Participants wore the treated devices anywhere from 20 minutes to overnight, and again— this time through their own analysis— Erickson noted statistically significant differences in thermal imaging and temperature with the various materials.
“We’re ultimately composed of atoms,” Erickson said. “The electromagnetic environment can have a physiological effect on the body.”
None of the participants in either study reported any adverse side effects from the devices, nor did they feel the electromagnetic currents being generated through the material.
The research involving Active Edge’s embedded technology has not been peer-reviewed or published in a scientific journal.
The future of Active Edge
The DoD is currently testing Active Edge technology and the preliminary results are “outstanding,” Walchle said, but, due to a confidentiality agreement, he could not reveal more information.
“We’ve figured out how to shoot radio frequencies at a product that will attach to the cell wall and stay within the product— and that’s a big deal,” Walchle said.
Walchle added that while the FDA has approved the use of PEMF devices that can be used only about 200 times, some Active Edge products have six-year-old technology that still work.
As the DoD continues to test the technology, Active Edge is aiming to have at least a half of a million products on the market within the next year, Walchle said.
For now, the company is preparing to release its next product, the Active Edge Sleep Shirt, online Wednesday.
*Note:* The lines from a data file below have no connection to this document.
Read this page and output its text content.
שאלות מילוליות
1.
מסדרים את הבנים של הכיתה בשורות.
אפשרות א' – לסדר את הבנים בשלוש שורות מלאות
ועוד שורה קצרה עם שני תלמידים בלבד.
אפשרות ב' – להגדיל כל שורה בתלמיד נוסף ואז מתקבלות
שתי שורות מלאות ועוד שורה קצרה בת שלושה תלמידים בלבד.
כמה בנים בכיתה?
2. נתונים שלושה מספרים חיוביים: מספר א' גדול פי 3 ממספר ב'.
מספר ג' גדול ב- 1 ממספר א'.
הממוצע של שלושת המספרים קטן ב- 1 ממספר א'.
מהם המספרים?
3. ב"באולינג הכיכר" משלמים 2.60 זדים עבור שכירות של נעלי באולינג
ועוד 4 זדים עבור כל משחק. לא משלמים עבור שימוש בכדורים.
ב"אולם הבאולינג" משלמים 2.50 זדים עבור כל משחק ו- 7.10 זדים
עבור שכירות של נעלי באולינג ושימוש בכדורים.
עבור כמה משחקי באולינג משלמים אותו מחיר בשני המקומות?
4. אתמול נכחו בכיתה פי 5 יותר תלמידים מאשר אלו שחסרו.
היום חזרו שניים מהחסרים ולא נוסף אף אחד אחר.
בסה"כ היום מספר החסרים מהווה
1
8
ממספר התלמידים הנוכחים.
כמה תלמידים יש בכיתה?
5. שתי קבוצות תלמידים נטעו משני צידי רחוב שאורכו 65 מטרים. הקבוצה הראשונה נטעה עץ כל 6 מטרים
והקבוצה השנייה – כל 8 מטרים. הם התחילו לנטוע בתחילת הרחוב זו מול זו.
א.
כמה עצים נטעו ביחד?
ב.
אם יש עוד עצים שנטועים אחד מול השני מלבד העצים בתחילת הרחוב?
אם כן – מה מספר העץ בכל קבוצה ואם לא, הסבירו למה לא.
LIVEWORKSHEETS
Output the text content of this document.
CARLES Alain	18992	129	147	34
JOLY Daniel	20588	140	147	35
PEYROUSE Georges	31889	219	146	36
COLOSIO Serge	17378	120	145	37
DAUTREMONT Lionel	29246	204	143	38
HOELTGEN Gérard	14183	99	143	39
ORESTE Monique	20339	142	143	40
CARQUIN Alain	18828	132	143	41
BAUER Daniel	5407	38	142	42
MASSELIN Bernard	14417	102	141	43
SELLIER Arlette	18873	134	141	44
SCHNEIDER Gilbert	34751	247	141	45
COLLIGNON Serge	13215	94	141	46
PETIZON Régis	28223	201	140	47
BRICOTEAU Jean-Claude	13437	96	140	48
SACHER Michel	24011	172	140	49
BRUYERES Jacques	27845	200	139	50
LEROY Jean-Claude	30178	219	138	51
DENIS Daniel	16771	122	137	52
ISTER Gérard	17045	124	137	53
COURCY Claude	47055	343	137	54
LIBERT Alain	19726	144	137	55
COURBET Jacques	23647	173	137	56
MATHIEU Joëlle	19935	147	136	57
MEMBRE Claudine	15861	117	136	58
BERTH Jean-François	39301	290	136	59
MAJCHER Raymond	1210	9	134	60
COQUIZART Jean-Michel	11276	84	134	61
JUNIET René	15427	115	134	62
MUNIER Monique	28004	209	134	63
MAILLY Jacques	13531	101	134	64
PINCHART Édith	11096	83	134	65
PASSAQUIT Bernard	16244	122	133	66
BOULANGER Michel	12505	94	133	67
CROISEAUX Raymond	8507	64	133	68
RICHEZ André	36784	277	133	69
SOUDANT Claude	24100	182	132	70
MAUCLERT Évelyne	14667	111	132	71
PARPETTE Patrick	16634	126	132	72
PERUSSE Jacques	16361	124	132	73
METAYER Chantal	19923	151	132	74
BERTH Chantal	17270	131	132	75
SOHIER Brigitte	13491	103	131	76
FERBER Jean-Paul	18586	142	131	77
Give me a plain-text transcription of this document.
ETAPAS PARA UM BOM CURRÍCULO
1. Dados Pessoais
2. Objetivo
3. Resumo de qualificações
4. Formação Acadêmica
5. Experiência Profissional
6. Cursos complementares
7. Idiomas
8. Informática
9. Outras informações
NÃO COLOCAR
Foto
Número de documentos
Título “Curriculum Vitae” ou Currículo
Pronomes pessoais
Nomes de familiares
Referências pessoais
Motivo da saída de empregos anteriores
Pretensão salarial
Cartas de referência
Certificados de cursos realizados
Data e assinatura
The shirts will be sold for $49.
Walchle, who said he’s struggled with restlessness since he can remember, falls asleep quicker and stays asleep more soundly with Active Edge technology.
“I’ll sleep seven to eight hours now, and it is the craziest thing to me,” said Walchle, who added that the company’s independently run clinical trials suggest 80 percent of the people who wear the devices notice improved sleep.
Paul Tesori, of Ponte Vedra, Fla., has spent his entire life playing golf and the past 15 years caddying. Tesori told FoxNews.com that his Active Edge bracelet has reduced joint pain and helped increase the fluidity of his golf swing.
“I made a ‘1’ the other day and said if I break seven today, I’ll become a part owner,” Tesori, 43, joked.
Philip Gordon, 54, of Gainesville, Fla., works at a local country club and enjoys playing basketball in his spare time. He’s been wearing the Active Edge bracelet for about a year.
“When I don’t have it on, it seems like I get tired quicker,” he said. “When I put it on, it seems like I can play longer … and from my energy level, it seems like I get a second wind.”
As for Baker, the former tractor trailer driver, the technology has reduced his tremors so much that he seldom uses his walker anymore. He has also been able to change the oil in his pickup truck and even rebuild the deck in his backyard.
“I’m doing more,” Baker told FoxNews.com. “I’m more energetic now, and I know that I won’t stumble and fall. I’ve got more confidence now.”